We also observed that loneliness is negatively correlated with language about close relationships (i.e., romantic relationships and friends and family members) and positive social interactions related to these relationships (e.g., hugging). Although positive celebrations and gatherings could reduce both depression and loneliness, loneliness is uniquely negatively associated with social relationships rather than activities and celebrations, indicating that loneliness might be particularly driven by the lack of personal and family experiences. The above findings also mean that loneliness could be reduced through more positive social experiences and the treatment of maladaptive social cognitions56. Past findings on treatment have shown that the positive social interactions and relationships an individual experiences can shape their social expectations and motivations, which has been linked to lower levels of loneliness24; interventions designed to address maladaptive social cognition have been found to be most effective in reducing loneliness20.

Our findings provide consistent evidence from both closed- and open-vocabulary language analyses to support the above hypotheses, reflecting a “head versus heart” difference between loneliness and depression . That is, loneliness is positively associated with over-attention to the environment, including watchfulness towards changes, as well as mental preoccupations and reasoning, and self-directed cognitive activities like reading and writing (in the “head”). Depression, on the other hand, focuses on negative emotions, pain perception, and emotionally-focused rumination (from the “heart”).

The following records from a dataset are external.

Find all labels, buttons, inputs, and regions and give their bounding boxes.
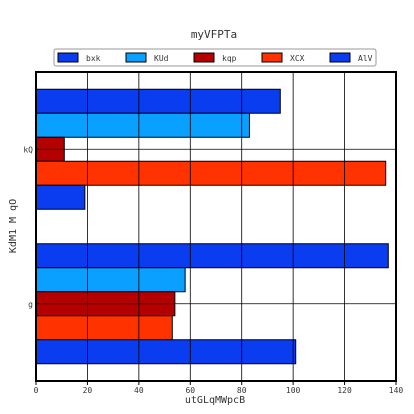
legend-label: kqp <box>222 54 237 63</box>
bar-XCX-g <box>35 315 173 341</box>
bar-KUd-g <box>35 267 186 293</box>
y-axis-label: KdM1 M qO <box>8 199 19 253</box>
bar-AlV-kQ <box>35 184 86 210</box>
legend: bxk KUd kqp XCX AlV <box>53 48 377 67</box>
x-tick-label: 20 <box>83 386 93 395</box>
legend-box <box>53 48 377 67</box>
legend-label: XCX <box>290 54 305 63</box>
chart-title: myVFPTa <box>191 28 237 41</box>
x-tick-label: 100 <box>286 386 301 395</box>
y-tick-label: g <box>28 300 33 309</box>
x-axis-label: utGLqMWpcB <box>185 395 245 406</box>
legend-swatch <box>329 52 351 63</box>
legend-swatch <box>261 52 283 63</box>
bar-bxk-g <box>35 243 389 269</box>
legend-label: AlV <box>358 54 373 63</box>
plot-frame <box>35 71 397 382</box>
legend-swatch <box>193 52 215 63</box>
legend-label: KUd <box>154 54 169 63</box>
x-tick-label: 40 <box>134 386 144 395</box>
plot-area: 0 20 40 60 80 100 120 140 kQ g <box>23 71 404 395</box>
bar-XCX-kQ <box>35 160 387 186</box>
legend-swatch <box>57 52 79 63</box>
legend-swatch <box>125 52 147 63</box>
x-tick-label: 120 <box>337 386 352 395</box>
y-tick-label: kQ <box>23 145 33 154</box>
x-tick-label: 80 <box>237 386 247 395</box>
legend-label: bxk <box>86 54 101 63</box>
x-tick-label: 140 <box>389 386 404 395</box>
bar-KUd-kQ <box>35 112 250 138</box>
bar-AlV-g <box>35 339 297 365</box>
x-tick-label: 0 <box>34 386 39 395</box>
bar-bxk-kQ <box>35 88 281 114</box>
x-tick-label: 60 <box>185 386 195 395</box>
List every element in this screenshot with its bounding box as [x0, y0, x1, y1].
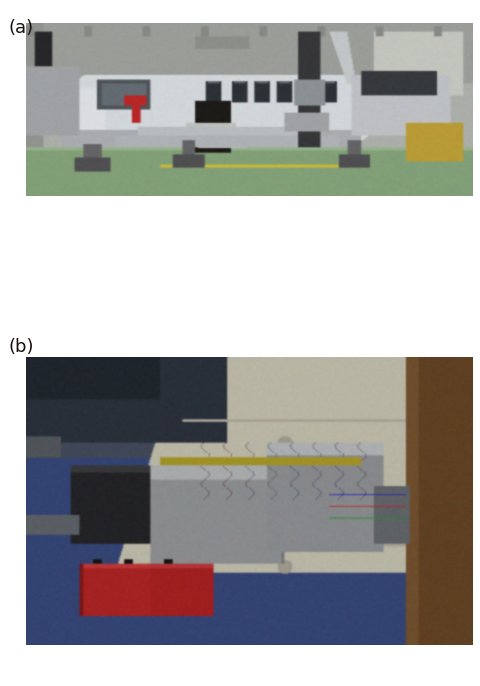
Text: (b): (b)	[9, 338, 34, 355]
Text: (a): (a)	[9, 19, 34, 37]
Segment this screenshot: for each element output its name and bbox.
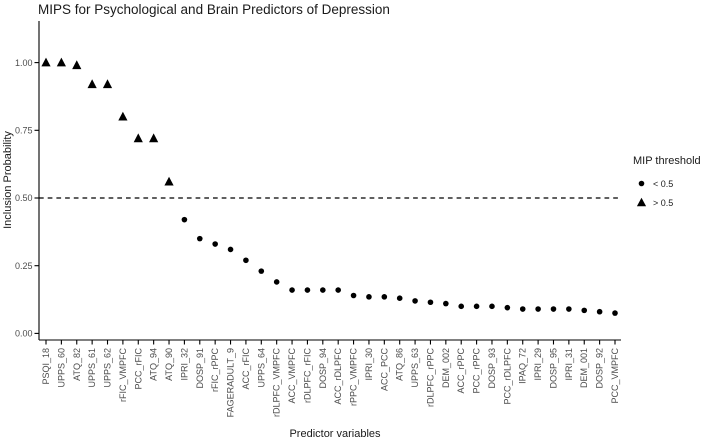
data-point-circle [196, 235, 203, 242]
data-point-circle [458, 303, 465, 310]
legend-title: MIP threshold [633, 155, 701, 167]
data-point-triangle [149, 133, 159, 143]
x-tick-label: UPPS_60 [56, 348, 66, 388]
data-point-circle [289, 287, 295, 293]
x-tick-label: IPAQ_72 [518, 348, 528, 384]
x-tick-label: ATQ_94 [149, 348, 159, 381]
x-tick-label: IPRI_32 [179, 348, 189, 381]
x-tick-label: DOSP_94 [318, 348, 328, 389]
x-axis-title: Predictor variables [289, 428, 381, 440]
data-point-triangle [87, 79, 97, 89]
data-point-circle [396, 295, 403, 301]
data-point-triangle [118, 111, 128, 121]
x-tick-label: DOSP_93 [487, 348, 497, 389]
x-tick-label: ACC_rDLPFC [333, 348, 343, 405]
x-tick-label: DOSP_92 [595, 348, 605, 389]
y-tick-label: 0.75 [15, 126, 33, 136]
x-tick-label: ATQ_90 [164, 348, 174, 381]
data-point-circle [381, 294, 388, 300]
data-point-circle [273, 279, 280, 285]
data-point-circle [443, 300, 449, 307]
x-tick-label: PCC_rFIC [133, 348, 143, 390]
data-point-triangle [102, 79, 113, 89]
data-point-triangle [41, 57, 51, 67]
data-point-circle [427, 299, 434, 306]
data-point-circle [519, 306, 526, 312]
data-point-circle [212, 241, 218, 247]
x-tick-label: ACC_VMPFC [287, 348, 297, 404]
x-tick-label: FAGERADULT_9 [226, 348, 236, 417]
data-point-circle [258, 268, 265, 274]
x-tick-label: UPPS_64 [256, 348, 266, 388]
y-tick-label: 0.00 [15, 329, 33, 339]
data-point-circle [243, 257, 249, 264]
data-point-circle [535, 306, 541, 312]
x-tick-label: DEM_002 [441, 348, 451, 388]
x-tick-label: rFIC_rPPC [210, 348, 220, 393]
x-tick-label: rDLPFC_VMPFC [272, 348, 282, 418]
x-tick-label: IPRI_30 [364, 348, 374, 381]
x-tick-label: PCC_VMPFC [610, 348, 620, 404]
data-point-circle [227, 246, 234, 253]
x-tick-label: rPPC_VMPFC [349, 348, 359, 407]
data-point-triangle [164, 176, 174, 186]
data-point-circle [504, 304, 511, 311]
data-point-circle [366, 294, 372, 300]
data-point-triangle [56, 57, 66, 67]
x-tick-label: IPRI_31 [564, 348, 574, 381]
x-tick-label: UPPS_63 [410, 348, 420, 388]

The current study has limitations. First, the current study is correlational; the causal relationship between loneliness, depression, and linguistic features cannot be established. Second, our findings are based on a sample of adults in the United States; findings cannot easily be extended to teenagers or older adults–the two populations that most suffer from loneliness. Third, the current paper used a three-item scale for the assessment of loneliness, though with good reliability, which limits the power and accuracy in predicting and measuring loneliness. Future studies should utilize more comprehensive assessments (e.g., the standard UCLA 20-item loneliness scale42 and other assessments besides self-report scales, including interviews) to evaluate the levels of loneliness. Additionally, the current study only conducted a single-time assessment of depression and loneliness yet included all of the participants’ Facebook postings to extract linguistic features, which covered a wide period. The inclusion of entire timeline of Facebook posts enhances the data quantity and has been shown in the literature to produce fine-grained linguistic features, but did not foreground signal reflecting the episodic nature of depression and loneliness. Future studies should evaluate the language associated with changes in depression and loneliness over time.

When comparing the effectiveness of the current interventions to reduce loneliness, a meta-analysis20 found that social cognitive training interventions in social groups are more effective than other intervention types (i.e., enhancing social skills, community-based groups). Our findings also provide evidence to support this. Reflected by language use, greater loneliness is linked to preoccupation with processing environmental information and self-oriented cognitive activities. Therefore, future interventions should perhaps consider targeting clients’ perceptions, reasoning, cognitions, and relationships, especially in the context of the social environment. Potential training to reduce loneliness could focus on changing clients’ cognitive style in understanding surroundings, shifting cognitive focus from changes to the regularities in the environment, reducing self-directed activities like reading and writing, and strengthening connections to close relationships. In addition, considering the large overlap between loneliness and depression, future interventions should also consider noticing and treating clients’ other affective distress to better reduce loneliness.